Sob o argumento de que o eleitor pode ser controlado e coagido pelos candidatos, como o voto de cabresto e o clientelismo, que evidentemente devem ser combatidos, o Estado virou um tutor tão ou mais prejudicial para a democracia ao ser um limitador da relação do eleitor com a eleição. O baixíssimo interesse que os pleitos causam nos cidadãos, só não é menor porque há uma obrigatoriedade de voto, que faz com que no final do processo, o eleitor se engaje minimamente e faça sua escolha em função da obrigação de votar.
Uma eleição mais longa, mais livre, mais participativa teria a capacidade de engajar quem a importa, os votantes. No Brasil, em 1989, a eleição mais longa e a primeira desde a redemocratização, teve seu primeiro debate em julho, quatro meses antes da data. Mesmo longe de várias democracias mundo afora, que têm processos eleitorais que ultrapassam um ano, essa eleição é até hoje lembrada e marcou a vida democrática do país. Não é raro encontrar pessoas que recordam os nomes dos candidatos à época e não se lembram quem foram os que disputaram as últimas eleições.
Para fazer alguém gostar de algo é necessário trabalhar pra que a pessoa participe desse algo. Urge a necessidade de permitirmos que o eleitor se envolva de fato com o sufrágio. Termos um calendário amplo, com diversos debates, com os candidatos apresentando suas ideias e podendo admitir suas candidaturas sem a exigência de formalidades limitadoras e novas formas que possibilitem arrecadações diretas para as campanhas, como, por exemplo, a venda de souvenires.
Eleição é um direito do povo, não é um organismo estatal. A função do Estado deve ser somente a de organizar o pleito e usar os órgãos fiscalizadores pra evitar abusos e desvantagens reais de candidaturas. A dinâmica, no entanto, não pode ser travada.

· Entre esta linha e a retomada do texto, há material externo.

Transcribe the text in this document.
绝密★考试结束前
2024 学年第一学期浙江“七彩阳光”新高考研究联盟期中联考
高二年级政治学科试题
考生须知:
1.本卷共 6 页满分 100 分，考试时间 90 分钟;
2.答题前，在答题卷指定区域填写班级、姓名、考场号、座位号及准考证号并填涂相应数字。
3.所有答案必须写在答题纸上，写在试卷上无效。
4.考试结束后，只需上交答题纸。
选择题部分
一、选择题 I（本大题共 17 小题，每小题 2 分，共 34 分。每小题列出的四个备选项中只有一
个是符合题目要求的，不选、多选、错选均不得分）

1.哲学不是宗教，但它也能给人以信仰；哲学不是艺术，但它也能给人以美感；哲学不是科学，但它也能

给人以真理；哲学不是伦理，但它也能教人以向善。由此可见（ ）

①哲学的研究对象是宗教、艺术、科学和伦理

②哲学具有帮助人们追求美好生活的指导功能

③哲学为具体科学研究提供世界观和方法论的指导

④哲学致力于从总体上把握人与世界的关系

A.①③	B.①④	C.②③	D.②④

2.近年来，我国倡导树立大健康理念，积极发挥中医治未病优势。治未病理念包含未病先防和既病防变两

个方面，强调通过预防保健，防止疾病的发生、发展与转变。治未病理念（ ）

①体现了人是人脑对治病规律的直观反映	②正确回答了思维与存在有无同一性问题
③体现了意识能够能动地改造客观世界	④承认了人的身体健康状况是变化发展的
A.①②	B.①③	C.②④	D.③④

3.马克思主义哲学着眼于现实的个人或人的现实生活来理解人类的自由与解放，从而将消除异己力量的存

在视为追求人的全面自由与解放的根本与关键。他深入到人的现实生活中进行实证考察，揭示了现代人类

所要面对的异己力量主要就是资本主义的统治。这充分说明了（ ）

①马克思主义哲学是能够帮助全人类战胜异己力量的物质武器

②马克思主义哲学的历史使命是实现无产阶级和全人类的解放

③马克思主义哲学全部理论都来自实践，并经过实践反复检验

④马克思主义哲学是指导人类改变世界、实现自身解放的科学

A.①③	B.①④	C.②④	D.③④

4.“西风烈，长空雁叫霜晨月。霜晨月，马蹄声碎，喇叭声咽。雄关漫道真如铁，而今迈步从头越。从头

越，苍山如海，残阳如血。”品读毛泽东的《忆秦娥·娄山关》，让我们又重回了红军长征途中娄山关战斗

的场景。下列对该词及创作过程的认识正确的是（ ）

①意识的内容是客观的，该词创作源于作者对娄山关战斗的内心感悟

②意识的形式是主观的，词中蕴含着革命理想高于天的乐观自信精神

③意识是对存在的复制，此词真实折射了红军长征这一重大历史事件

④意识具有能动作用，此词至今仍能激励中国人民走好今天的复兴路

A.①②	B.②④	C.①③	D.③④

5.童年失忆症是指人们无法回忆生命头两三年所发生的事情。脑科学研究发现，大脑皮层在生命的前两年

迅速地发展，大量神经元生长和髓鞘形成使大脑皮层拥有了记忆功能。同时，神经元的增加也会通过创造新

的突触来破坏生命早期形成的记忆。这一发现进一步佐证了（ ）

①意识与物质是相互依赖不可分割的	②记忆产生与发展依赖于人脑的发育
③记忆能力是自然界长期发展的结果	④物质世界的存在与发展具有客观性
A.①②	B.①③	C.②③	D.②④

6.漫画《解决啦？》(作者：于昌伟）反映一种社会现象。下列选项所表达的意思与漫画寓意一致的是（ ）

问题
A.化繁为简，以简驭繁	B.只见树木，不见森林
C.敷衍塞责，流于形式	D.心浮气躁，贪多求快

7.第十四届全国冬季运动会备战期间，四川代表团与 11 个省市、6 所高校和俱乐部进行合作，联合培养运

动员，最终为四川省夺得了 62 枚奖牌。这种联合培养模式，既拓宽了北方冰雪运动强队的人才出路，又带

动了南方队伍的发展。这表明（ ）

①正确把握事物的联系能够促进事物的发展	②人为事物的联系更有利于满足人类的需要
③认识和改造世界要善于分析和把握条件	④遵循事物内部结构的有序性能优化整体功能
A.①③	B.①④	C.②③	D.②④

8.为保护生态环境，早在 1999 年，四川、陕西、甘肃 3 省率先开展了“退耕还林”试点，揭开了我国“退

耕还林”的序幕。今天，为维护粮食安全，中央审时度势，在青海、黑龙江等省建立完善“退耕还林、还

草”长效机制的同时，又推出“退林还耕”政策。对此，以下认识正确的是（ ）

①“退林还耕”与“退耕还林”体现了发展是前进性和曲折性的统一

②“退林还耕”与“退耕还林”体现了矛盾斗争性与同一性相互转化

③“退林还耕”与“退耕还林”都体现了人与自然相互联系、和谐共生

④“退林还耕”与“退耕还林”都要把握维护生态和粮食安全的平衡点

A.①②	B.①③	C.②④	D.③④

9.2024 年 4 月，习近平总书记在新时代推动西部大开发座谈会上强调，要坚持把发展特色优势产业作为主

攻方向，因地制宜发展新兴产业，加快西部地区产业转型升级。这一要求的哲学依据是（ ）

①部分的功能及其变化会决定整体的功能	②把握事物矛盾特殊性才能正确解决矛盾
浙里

É desanimador ver que de forma hipócrita e aproveitadora alguns legisladores busquem sempre pautar a unificação das eleições brasileiras e a diminuição dos prazos. Aproveitam do descrédito que causaram para benefício próprio. Uma eleição controlada só serve para manter privilégios a algumas castas políticas. A tutela interessa apenas ao tutor e prejudica sobremaneira a nossa democracia.
(*) Bruno Soller é estrategista político e especialista em pesquisas de opinião. Escreve às terças-feiras no Eleições Brasil.